The culture change conversation seems to have cropped up again a number of times lately. It always makes me cringe a bit as agile adoptions should not be focused on changing culture. That is not our goal. Our goal is to do purposeful work that enhances the business; and to leverage the strengths, passions and diversities of the people doing that work.
Culture is often seen as impermeable. "That's our culture. It's just what we do". Really? We should rethink that. Culture did not come with the building. When your organization moved into the building, the facilities manager did not go to the local organizational culture store, peruse all the organizational culture modules on the shelves, select a nice one, then come back to the building and plug it in to the organizational culture port. Culture is the culmination of choices. Choices made by the people currently in our organizations, and the people that came before them. If past choices seem counter to our today's wishes, we simply need to start making different choices. One choice, one situation, one day at a time. It's incremental. It's evolutionary.

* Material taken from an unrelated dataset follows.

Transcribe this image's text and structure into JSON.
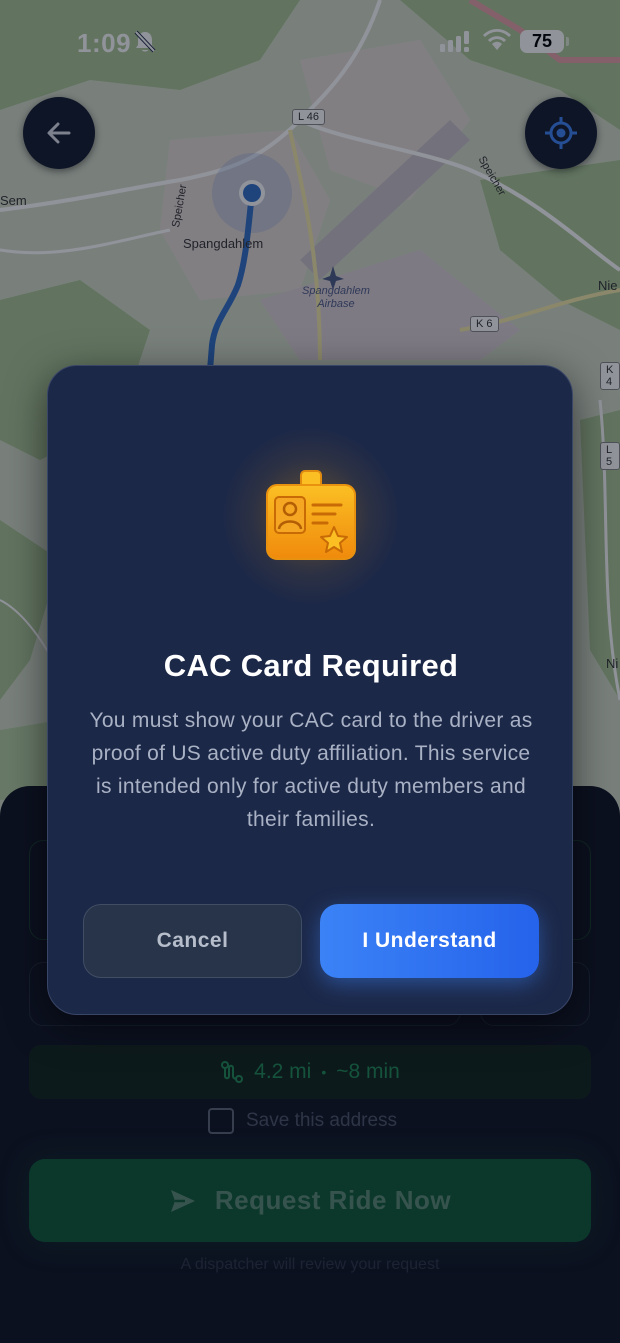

That gets us to specific behaviors, and if agility is about anything it is about behavior. We want teams to behave in collaborative ways that build trust and credibility. We want business owners to behave in ways promote clarity of both short-term and long-term needs. We want leaders to behave in ways that invigorate engagement and participation. When that is not happening our focus should be on specifics. In these situations, we want someone to do less of this, and do more of that. It's incremental. It's evolutionary. It's how we take small steps that add up to bigger gains. Think Margaret Mead -- "Never doubt that a small group of thoughtful, committed citizens can change the world; indeed, it's the only thing that ever has."
We have a "command-and-control" culture. Really? That's a management style, and managers can learn to ask more questions, take in more perspectives, work more toward consensus, respect other opinions, seek hidden talents, build partnerships -- one manager, one situation, one day at a time. It's incremental. It's evolutionary.
We have a "get it done" culture. We can't plan or prioritize anything. Really? Isn't that a disconnect in understanding and execution of strategy? Can we really not make reasoned decisions about what is important today? Can we really not find ways to say "not now" to requests that align more with personal agendas than organizational strategy? Can we really not learn to work in ways that allow the rigors of being in a competitive business to change what we think is important for tomorrow and beyond? One choice, one situation, one day at a time. It's incremental. It's evolutionary.
We have a "collaborative culture". Really? Doesn't that mean we have a group of people that over time have found value in understanding and working toward common goals? That's not permanent; it did not come with the building. It took hard work to achieve, and it will take hard work to maintain. It takes individuals choosing every day to be open; to be transparent; to seek and offer help. One person, one situation, one day at a time. It's incremental. It's evolutionary.
Let's not get lost in the quagmire of culture and culture change. It's the proverbial bottomless pit. It should not be the focus of our improvement efforts. Instead let's focus on the culmination of our successes and disappointments in facing today's challenges in an on-going effort to make tomorrow better. Instead let's recognize culture as the measurement of our endeavors and when that measurement disappoints, let's find one situation we can change. Let's take one step toward improvement. It's incremental. It's evolutionary. That's how the world changes.